28-04-2021, 13:12
|
#51 |
INNA | Cytat: DAKOTA TRAVIS do CZAT GRUPOWY
Chodzi o to, że Ali chciała abym tam z nią poszla. W noc zaginięcia. Zapewne moj wygląd może pasować, ale ja nie przepadam za tym klubem. Bywałam zbyt często z moim ex i mam przesyt.
Nie mniej jednak chciała tam iść, ale tym razem nie chciała iść sama. Poprosiła mnie o towarzystwo, tylko jej odmówiłam.
I nie, nie zostawiłam jej z tym samej. Ja nie zostawiam, obchodzi mnie. Zaproponowałam więc, że pójdziemy na imprezę. Kilka osób że szkoły, sami znani. Niektórzy z was pewnie słyszeli, że miała być mała posiadówa w Stodole. No i była. Tyle, że Dave strasznie wkurwił wtedy Alice i chciała wrócić wcześniej. Wracałyśmy przez las, bo szybciej. I tak jak mówię: DOTARLYSMY DO DOMOW OBIE, CALO!! Jeszcze do niej dzwoniłam gdy leżałam już w łóżku, mówiła, że idzie spać.
Nie chciałam wam zawracać tym głowy.

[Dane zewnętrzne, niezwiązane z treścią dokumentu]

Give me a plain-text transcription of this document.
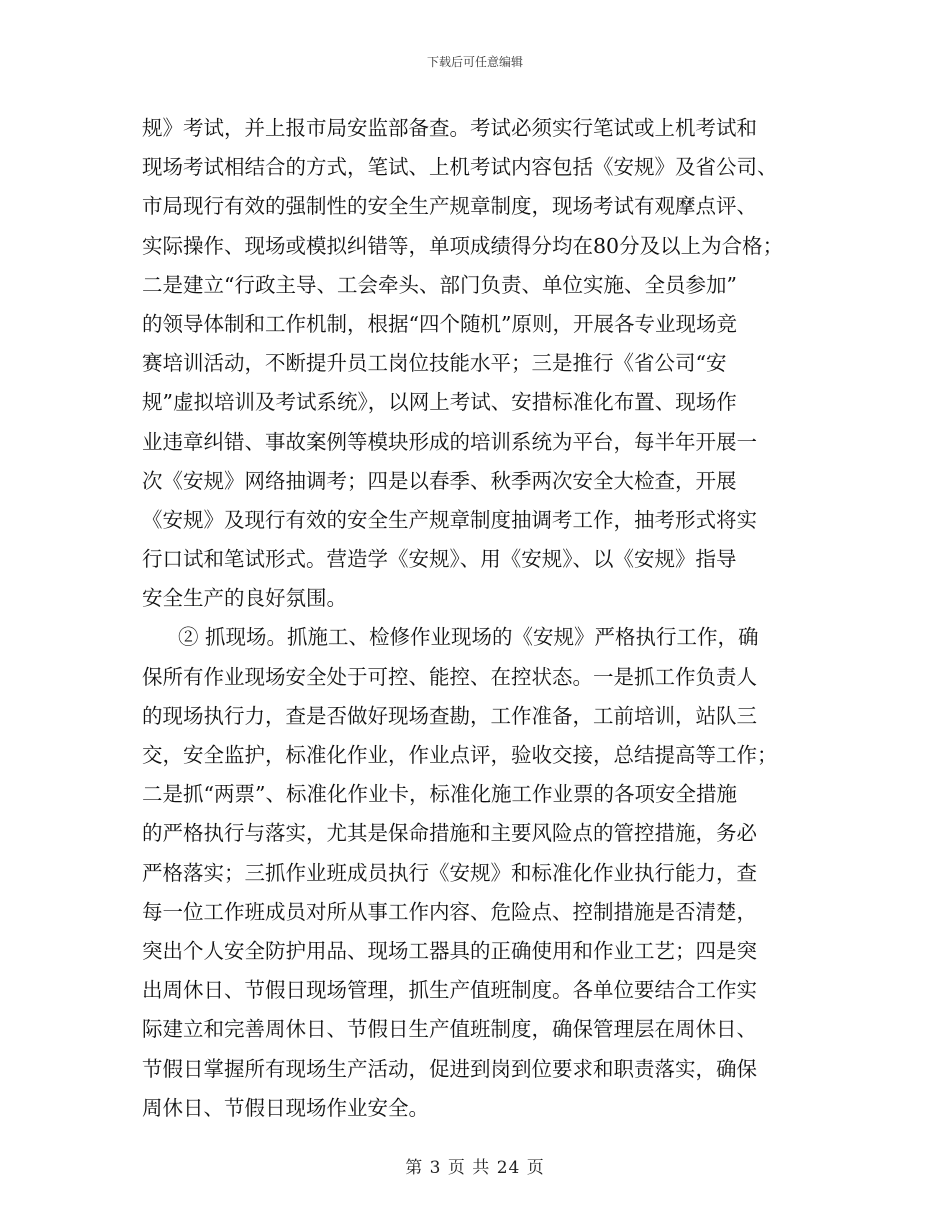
下载后可任意编辑
规》考试，并上报市局安监部备查。考试必须实行笔试或上机考试和
现场考试相结合的方式，笔试、上机考试内容包括《安规》及省公司、
市局现行有效的强制性的安全生产规章制度，现场考试有观摩点评、
实际操作、现场或模拟纠错等，单项成绩得分均在80分及以上为合格；
二是建立“行政主导、工会牵头、部门负责、单位实施、全员参加”
的领导体制和工作机制，根据“四个随机”原则，开展各专业现场竞
赛培训活动，不断提升员工岗位技能水平；三是推行《省公司“安
规”虚拟培训及考试系统》，以网上考试、安措标准化布置、现场作
业违章纠错、事故案例等模块形成的培训系统为平台，每半年开展一
次《安规》网络抽调考；四是以春季、秋季两次安全大检查，开展
《安规》及现行有效的安全生产规章制度抽调考工作，抽考形式将实
行口试和笔试形式。营造学《安规》、用《安规》、以《安规》指导
安全生产的良好氛围。
② 抓现场。抓施工、检修作业现场的《安规》严格执行工作，确
保所有作业现场安全处于可控、能控、在控状态。一是抓工作负责人
的现场执行力，查是否做好现场查勘，工作准备，工前培训，站队三
交，安全监护，标准化作业，作业点评，验收交接，总结提高等工作；
二是抓“两票”、标准化作业卡，标准化施工作业票的各项安全措施
的严格执行与落实，尤其是保命措施和主要风险点的管控措施，务必
严格落实；三抓作业班成员执行《安规》和标准化作业执行能力，查
每一位工作班成员对所从事工作内容、危险点、控制措施是否清楚，
突出个人安全防护用品、现场工器具的正确使用和作业工艺；四是突
出周休日、节假日现场管理，抓生产值班制度。各单位要结合工作实
际建立和完善周休日、节假日生产值班制度，确保管理层在周休日、
节假日掌握所有现场生产活动，促进到岗到位要求和职责落实，确保
周休日、节假日现场作业安全。
第 3 页 共 24 页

Denerwować jeszcze bardziej. Ale minęły już 3 dni. Każdy z nas jest w nerwach. Może to uspokoi waszą głowę, może pomoże coś wymyślić. Mam nadzieję, że nie wymknęła się potem do klubu. Ale... była wtedy taka smutna. Mogła pójść wszędzie. Na pewno w miejsca, które z czymś jej się kojarzyły.
Sorry, że nie mówiłam. Alice mnie o to prosiła. Jednak jest ważniejsza od tego. Jak już wróci to przezyje ten fakt, że wiecie. Naprawdę sorry...
...idę się przejść z psem. Po lesie. Sama.
Trzymajcie się. Wyłączam telefon... wiem, że mnie teraz o wszystko obwinicie. Zawsze byłam do dupy przyjaciółką.